10. Risks / open questions

  • Dedup-key & activity-key granularity is load-bearing — wrong bucket either lets dupes
    through or suppresses legitimate re-fires. Needs a reviewed per-source / per-action key table.
  • Merge semantics — today put() "prefers newest" by dropping queued triggers. With a
    store, "drop" must mean mark superseded DONE/DEAD (not silent delete) so they don't
    rehydrate.
  • Which actions are "irreversible"? Mislabel → either gold-plated or unprotected. Start
    conservative (email/payment/post/outbound message) and require explicit opt-in per action.
  • Provider dedup support varies — not every side effect has an idempotency primitive; where
    absent, the ledger reduces (not eliminates) the window, and reclaim should prefer
    confirm-with-user over blind re-attempt.
  • Write amplification — every trigger + irreversible action now hits SQLite; low volume,
    WAL is cheap, but measure boot-rehydration + heartbeat cadence.
  • Lease scope — single consumer ⇒ boot reclaim scan likely sufficient; periodic sweep
    optional.
  • Retention vs privacy — payloads/ledger may hold message content; reuse the existing 24h
    TTL, consider stripping bodies on DONE.

11. TL;DR

CraftBot is already a durable-execution engine; this names its three primitives and closes the
gaps — on the SQLite we already run, no Temporal cluster.

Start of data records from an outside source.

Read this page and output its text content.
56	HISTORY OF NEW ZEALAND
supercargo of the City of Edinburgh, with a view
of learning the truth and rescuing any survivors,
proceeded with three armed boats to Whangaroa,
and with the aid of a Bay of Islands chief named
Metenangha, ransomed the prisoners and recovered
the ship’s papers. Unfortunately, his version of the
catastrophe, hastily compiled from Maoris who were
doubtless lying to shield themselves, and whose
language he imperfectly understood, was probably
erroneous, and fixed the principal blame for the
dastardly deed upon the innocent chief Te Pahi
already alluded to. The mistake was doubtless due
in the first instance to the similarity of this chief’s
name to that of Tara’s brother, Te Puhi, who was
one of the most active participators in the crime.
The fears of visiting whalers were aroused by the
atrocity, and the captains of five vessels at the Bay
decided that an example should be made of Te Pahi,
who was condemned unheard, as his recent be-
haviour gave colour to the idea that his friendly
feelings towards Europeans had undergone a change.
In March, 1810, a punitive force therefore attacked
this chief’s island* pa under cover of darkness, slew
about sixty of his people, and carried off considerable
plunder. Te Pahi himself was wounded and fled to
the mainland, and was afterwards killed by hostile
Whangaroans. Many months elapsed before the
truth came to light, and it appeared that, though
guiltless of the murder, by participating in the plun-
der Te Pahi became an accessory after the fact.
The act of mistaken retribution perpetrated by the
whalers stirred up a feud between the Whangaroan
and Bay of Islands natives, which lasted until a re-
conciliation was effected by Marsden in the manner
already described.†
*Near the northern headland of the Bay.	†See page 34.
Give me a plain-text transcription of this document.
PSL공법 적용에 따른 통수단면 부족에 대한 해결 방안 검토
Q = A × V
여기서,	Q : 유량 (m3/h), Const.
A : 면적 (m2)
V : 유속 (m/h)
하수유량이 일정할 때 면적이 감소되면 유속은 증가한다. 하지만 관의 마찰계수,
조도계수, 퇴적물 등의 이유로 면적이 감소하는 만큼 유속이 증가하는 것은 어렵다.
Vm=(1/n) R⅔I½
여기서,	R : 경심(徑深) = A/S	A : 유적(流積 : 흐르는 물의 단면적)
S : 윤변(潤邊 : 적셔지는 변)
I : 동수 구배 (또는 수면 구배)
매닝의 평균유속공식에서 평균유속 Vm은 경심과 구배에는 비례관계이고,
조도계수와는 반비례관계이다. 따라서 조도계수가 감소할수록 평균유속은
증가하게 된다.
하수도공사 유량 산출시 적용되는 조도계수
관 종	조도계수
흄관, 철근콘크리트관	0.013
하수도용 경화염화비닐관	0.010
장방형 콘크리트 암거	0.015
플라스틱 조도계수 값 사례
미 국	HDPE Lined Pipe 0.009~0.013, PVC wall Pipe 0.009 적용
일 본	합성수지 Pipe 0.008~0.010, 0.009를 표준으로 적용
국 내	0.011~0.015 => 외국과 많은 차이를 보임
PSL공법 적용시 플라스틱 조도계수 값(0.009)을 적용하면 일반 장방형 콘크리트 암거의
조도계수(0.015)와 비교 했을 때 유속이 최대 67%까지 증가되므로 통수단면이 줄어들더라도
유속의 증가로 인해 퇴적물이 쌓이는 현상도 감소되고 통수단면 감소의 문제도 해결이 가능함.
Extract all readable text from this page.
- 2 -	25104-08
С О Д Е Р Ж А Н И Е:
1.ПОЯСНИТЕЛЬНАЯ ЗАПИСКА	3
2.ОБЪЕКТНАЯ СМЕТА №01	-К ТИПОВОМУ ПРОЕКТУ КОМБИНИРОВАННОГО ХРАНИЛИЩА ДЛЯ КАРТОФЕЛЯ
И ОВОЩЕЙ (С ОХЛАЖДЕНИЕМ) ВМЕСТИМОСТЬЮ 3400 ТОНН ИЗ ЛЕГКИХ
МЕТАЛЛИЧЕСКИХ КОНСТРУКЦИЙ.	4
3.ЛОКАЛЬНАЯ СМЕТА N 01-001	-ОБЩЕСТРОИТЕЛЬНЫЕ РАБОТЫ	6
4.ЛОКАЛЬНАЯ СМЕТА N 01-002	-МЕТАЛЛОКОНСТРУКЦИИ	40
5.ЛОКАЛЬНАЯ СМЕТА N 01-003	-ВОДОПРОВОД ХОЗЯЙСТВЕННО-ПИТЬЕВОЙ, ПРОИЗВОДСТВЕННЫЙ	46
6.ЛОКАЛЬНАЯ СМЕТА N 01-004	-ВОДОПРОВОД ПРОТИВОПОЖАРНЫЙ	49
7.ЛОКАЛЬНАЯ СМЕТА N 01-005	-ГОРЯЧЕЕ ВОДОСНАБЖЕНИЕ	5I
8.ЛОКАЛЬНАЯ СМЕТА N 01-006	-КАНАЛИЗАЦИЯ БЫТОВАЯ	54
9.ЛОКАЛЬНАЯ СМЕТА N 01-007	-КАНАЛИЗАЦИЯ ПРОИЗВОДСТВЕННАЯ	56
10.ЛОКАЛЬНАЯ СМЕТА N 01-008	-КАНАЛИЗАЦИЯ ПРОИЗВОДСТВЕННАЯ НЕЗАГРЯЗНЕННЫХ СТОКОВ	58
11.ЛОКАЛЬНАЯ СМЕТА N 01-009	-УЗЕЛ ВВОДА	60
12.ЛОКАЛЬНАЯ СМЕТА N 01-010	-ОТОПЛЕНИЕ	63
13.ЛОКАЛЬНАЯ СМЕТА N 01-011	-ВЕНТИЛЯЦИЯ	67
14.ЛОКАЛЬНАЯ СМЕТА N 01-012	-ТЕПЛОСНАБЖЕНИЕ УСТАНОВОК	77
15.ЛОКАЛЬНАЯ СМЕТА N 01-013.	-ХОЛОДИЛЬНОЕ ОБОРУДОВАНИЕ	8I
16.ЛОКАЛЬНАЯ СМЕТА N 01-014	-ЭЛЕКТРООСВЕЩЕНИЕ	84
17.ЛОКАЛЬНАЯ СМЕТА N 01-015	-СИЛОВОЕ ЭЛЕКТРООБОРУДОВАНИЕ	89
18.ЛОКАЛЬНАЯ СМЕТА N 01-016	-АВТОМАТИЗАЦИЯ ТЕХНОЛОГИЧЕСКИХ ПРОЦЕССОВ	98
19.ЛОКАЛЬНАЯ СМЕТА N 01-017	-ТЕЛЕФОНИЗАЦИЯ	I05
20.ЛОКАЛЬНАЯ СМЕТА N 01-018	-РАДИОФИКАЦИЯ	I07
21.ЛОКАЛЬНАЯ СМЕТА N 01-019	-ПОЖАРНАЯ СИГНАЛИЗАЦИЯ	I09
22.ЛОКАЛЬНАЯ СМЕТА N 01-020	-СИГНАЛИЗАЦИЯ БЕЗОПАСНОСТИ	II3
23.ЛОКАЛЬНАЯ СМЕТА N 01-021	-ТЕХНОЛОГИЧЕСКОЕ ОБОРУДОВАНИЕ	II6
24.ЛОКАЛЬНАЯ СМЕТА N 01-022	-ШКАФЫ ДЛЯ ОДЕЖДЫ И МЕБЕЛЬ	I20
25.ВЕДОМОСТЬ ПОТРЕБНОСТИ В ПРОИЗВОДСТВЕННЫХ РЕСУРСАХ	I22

  • Triggers = signals/timers → make them a durable, typed, idempotent store with one
    emit() API and routing off the hot path. Phase 1 alone retires the [V.1.3.3] Scheduled tasks are delayed and duplicated after restart of CraftBot #313 failure class for
    every producer.
  • Tasks = workflows → formalize the persist/restore that already exists into an explicit
    resume contract.
  • Irreversible actions = activities → today they're protected only by the LLM re-reading
    the event stream (emergent, with a real crash-window hole); add an idempotency key recorded
    before the side effect and pushed to the provider, so "did it already run?" is a hard check.

Principle, stated once: checkpoint state + idempotent activities, not deterministic replay —
because the workflow body is an LLM.